This is a follow up to yesterday’s Foolsletter.
Not that long ago, children were viewed as an asset to the family. They were labour. They were security. They were there to care for their parents when they got old. When people were making the ‘choice’ to have more children, the math, in times of plenty was simple: more = better
Born to surf / born to serve
The children were not there for their own sake. They were there to serve the family. Born to serve. What were they for? To serve. Who were they for? Their family and their community.. They were there to help. How would they do it? Through compliance. There was an inherent familial compliance that was essential for the good of society.
This has been shifting
These days, what are children for? They don’t need to work in a field. They can’t increase a family’s wealth by working in a coal mine or shining shoes on a street corner. These days young parents are bombarded by warnings of just how damn expensive it is to raise a child to maturity. Children have become in many ways both a project, source of stress and ultimately, a liability.
What are children for?
The farms and cottage industries are now gone.

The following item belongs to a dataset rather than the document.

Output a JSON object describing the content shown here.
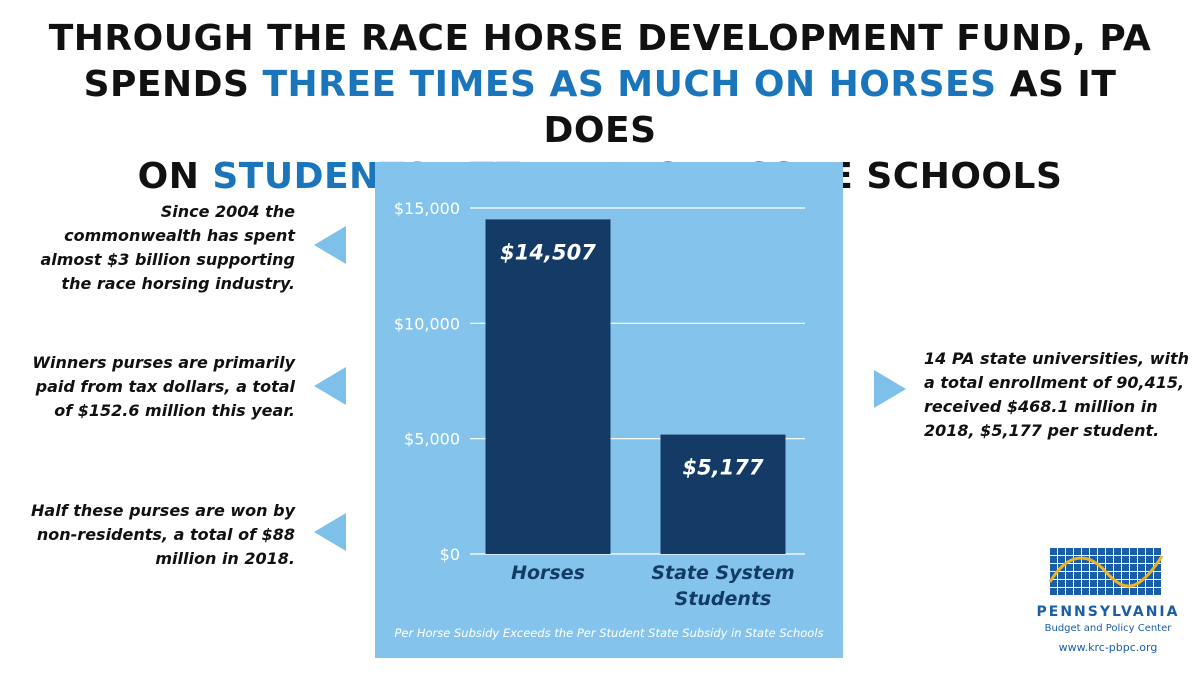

The pressure for children to be compliant to family systems and hierarchies still remain.
I asked my parents when I was younger, what were they thinking when they had me? How did they come to the decision to have a child? Their response? It was just what ya did. Simple enough. And then the joke: To have someone to look after me when I get old.

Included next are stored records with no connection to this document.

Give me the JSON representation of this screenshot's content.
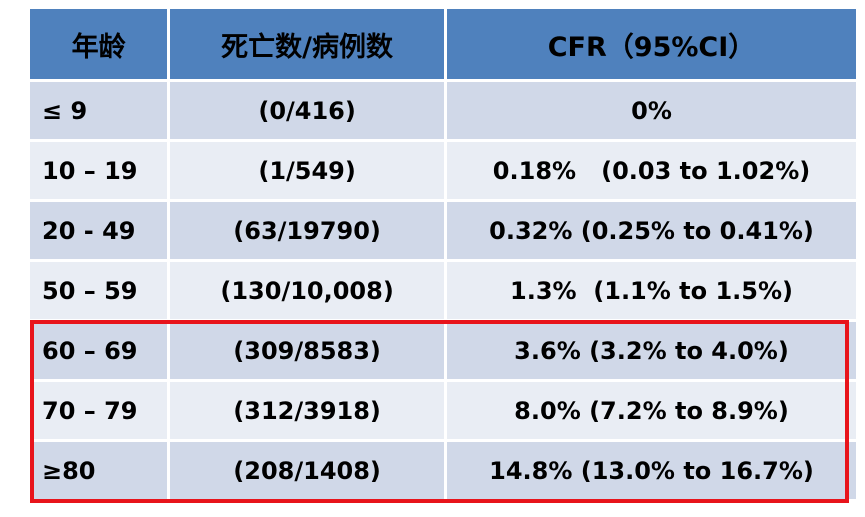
{
  "table": {
    "headers": {
      "age": "年龄",
      "deaths_cases": "死亡数/病例数",
      "cfr": "CFR（95%CI）"
    },
    "rows": [
      {
        "age": "≤ 9",
        "deaths_cases": "(0/416)",
        "cfr": "0%"
      },
      {
        "age": "10 – 19",
        "deaths_cases": "(1/549)",
        "cfr": "0.18%   (0.03 to 1.02%)"
      },
      {
        "age": "20 - 49",
        "deaths_cases": "(63/19790)",
        "cfr": "0.32% (0.25% to 0.41%)"
      },
      {
        "age": "50 – 59",
        "deaths_cases": "(130/10,008)",
        "cfr": "1.3%  (1.1% to 1.5%)"
      },
      {
        "age": "60 – 69",
        "deaths_cases": "(309/8583)",
        "cfr": "3.6% (3.2% to 4.0%)"
      },
      {
        "age": "70 – 79",
        "deaths_cases": "(312/3918)",
        "cfr": "8.0% (7.2% to 8.9%)"
      },
      {
        "age": "≥80",
        "deaths_cases": "(208/1408)",
        "cfr": "14.8% (13.0% to 16.7%)"
      }
    ]
  },
  "colors": {
    "header_bg": "#4f81bd",
    "row_odd": "#d0d8e8",
    "row_even": "#e9edf4",
    "highlight_border": "#e8141b"
  }
}
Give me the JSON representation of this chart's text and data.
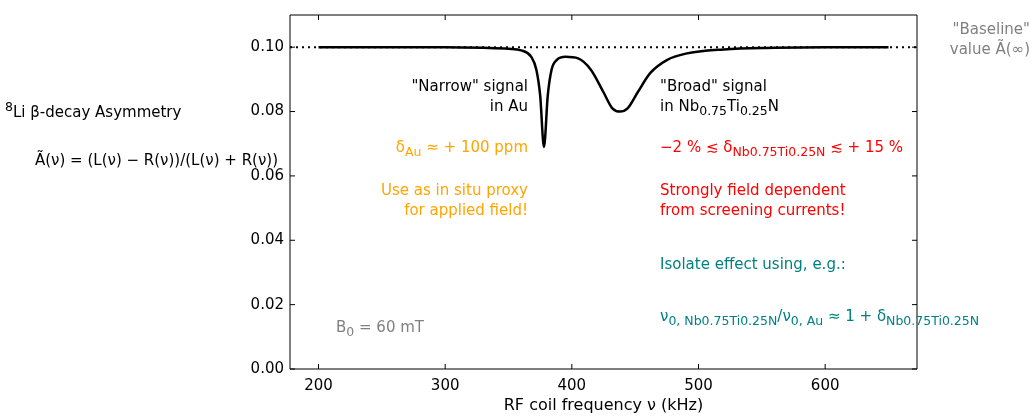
{
  "chart_data": {
    "type": "line",
    "xlabel": "RF coil frequency ν (kHz)",
    "ylabel": "$^{8}$Li β-decay Asymmetry",
    "x": [
      200,
      250,
      300,
      330,
      350,
      360,
      368,
      372,
      375,
      378,
      381,
      384,
      388,
      395,
      405,
      415,
      425,
      432,
      438,
      444,
      452,
      462,
      475,
      490,
      520,
      560,
      600,
      650
    ],
    "series": [
      {
        "color": "#000000",
        "values": [
          0.1,
          0.1,
          0.1,
          0.0998,
          0.0995,
          0.099,
          0.097,
          0.093,
          0.085,
          0.069,
          0.085,
          0.093,
          0.096,
          0.097,
          0.0965,
          0.093,
          0.086,
          0.081,
          0.08,
          0.081,
          0.086,
          0.092,
          0.096,
          0.098,
          0.0993,
          0.0998,
          0.1,
          0.1
        ]
      }
    ],
    "xlim": [
      177.5,
      672.5
    ],
    "xticks": [
      200,
      300,
      400,
      500,
      600
    ],
    "ylim": [
      0,
      0.11
    ],
    "yticks": [
      {
        "value": 0,
        "label": "0.00"
      },
      {
        "value": 0.02,
        "label": "0.02"
      },
      {
        "value": 0.04,
        "label": "0.04"
      },
      {
        "value": 0.06,
        "label": "0.06"
      },
      {
        "value": 0.08,
        "label": "0.08"
      },
      {
        "value": 0.1,
        "label": "0.10"
      }
    ],
    "ref_lines": [
      {
        "axis": "y",
        "value": 0.1,
        "label": "\"Baseline\" value Ã(∞)",
        "color": "#000000",
        "line_style": "dotted"
      }
    ],
    "annotations": [
      "\"Narrow\" signal\nin Au",
      "δ$_{Au}$ ≈ + 100 ppm",
      "Use as in situ proxy\nfor applied field!",
      "B$_{0}$ = 60 mT",
      "\"Broad\" signal\nin Nb$_{0.75}$Ti$_{0.25}$N",
      "−2 % ≲ δ$_{Nb0.75Ti0.25N}$ ≲ + 15 %",
      "Strongly field dependent\nfrom screening currents!",
      "Isolate effect using, e.g.:",
      "ν$_{0, Nb0.75Ti0.25N}$/ν$_{0, Au}$ ≈ 1 + δ$_{Nb0.75Ti0.25N}$",
      "Ã(ν) = (L(ν) − R(ν))/(L(ν) + R(ν))"
    ],
    "marker": "none",
    "line_style": "solid",
    "grid": false,
    "legend": false
  }
}
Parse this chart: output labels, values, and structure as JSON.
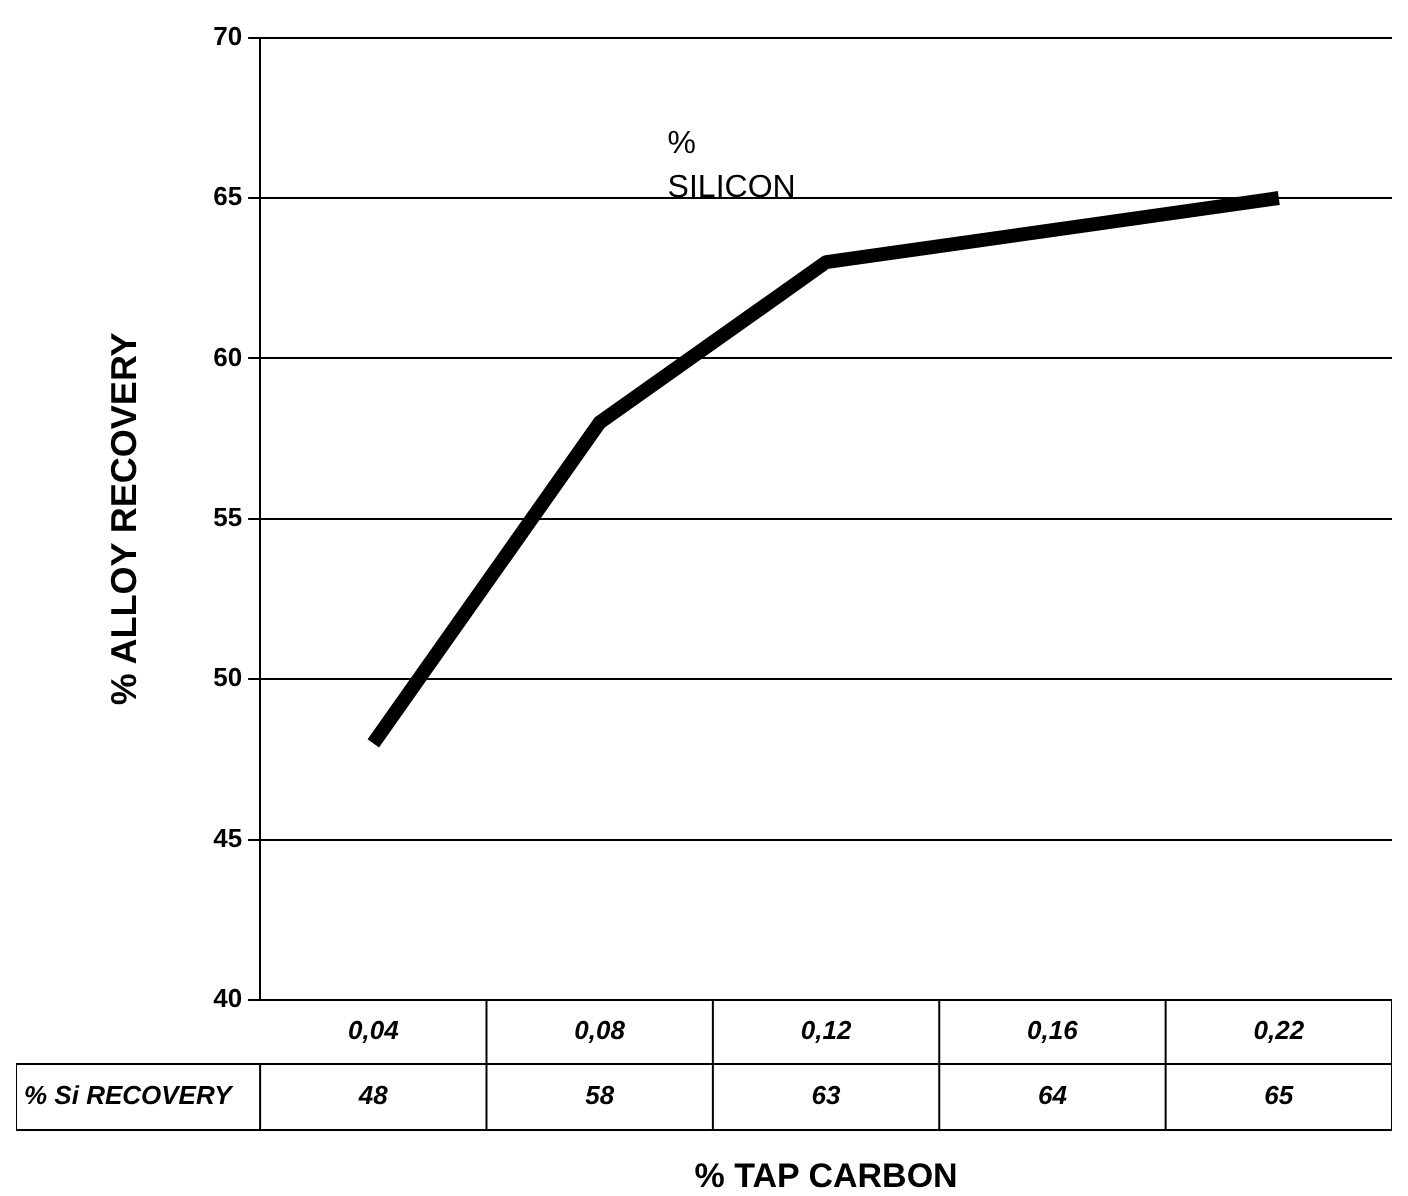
{
  "chart_data": {
    "type": "line",
    "xlabel": "% TAP CARBON",
    "ylabel": "% ALLOY RECOVERY",
    "categories": [
      "0,04",
      "0,08",
      "0,12",
      "0,16",
      "0,22"
    ],
    "series": [
      {
        "name": "% Si RECOVERY",
        "color": "#000000",
        "values": [
          48,
          58,
          63,
          64,
          65
        ]
      }
    ],
    "ylim": [
      40,
      70
    ],
    "yticks": [
      40,
      45,
      50,
      55,
      60,
      65,
      70
    ],
    "grid": "y",
    "legend": false,
    "marker": "none",
    "line_style": "solid",
    "data_labels": true,
    "annotations": [
      "% SILICON"
    ]
  }
}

Ah. My utility: Caregiver for the aged
My parents are aging. My whole life purpose is coming. My destiny. Caring for aging parents. I’m so stoked to finally live my life’s purpose.
I’ll continue with this more tomorrow…
One Derful Thing
There are few things to me as pleasurable as gliding.
Gliding is grand. I characterize it as initial effort followed by residual results.
Find ways to glide today.
As you do, say: Ahhhhhhhhhh.
How to glide?
Take a skateboard. Push twice. Get your feet on it and roll for a while.
Get a shopping cart at the supermarket.
Run. Jump and see if you can balance your weight on the handle with your feet off the ground. Glide.
No shopping cart / arm strength?
Paddle twice in a canoe.
Pretend you have a canoe.
You’re late in your career?
Glide for a bit. There will be time for effort soon enough.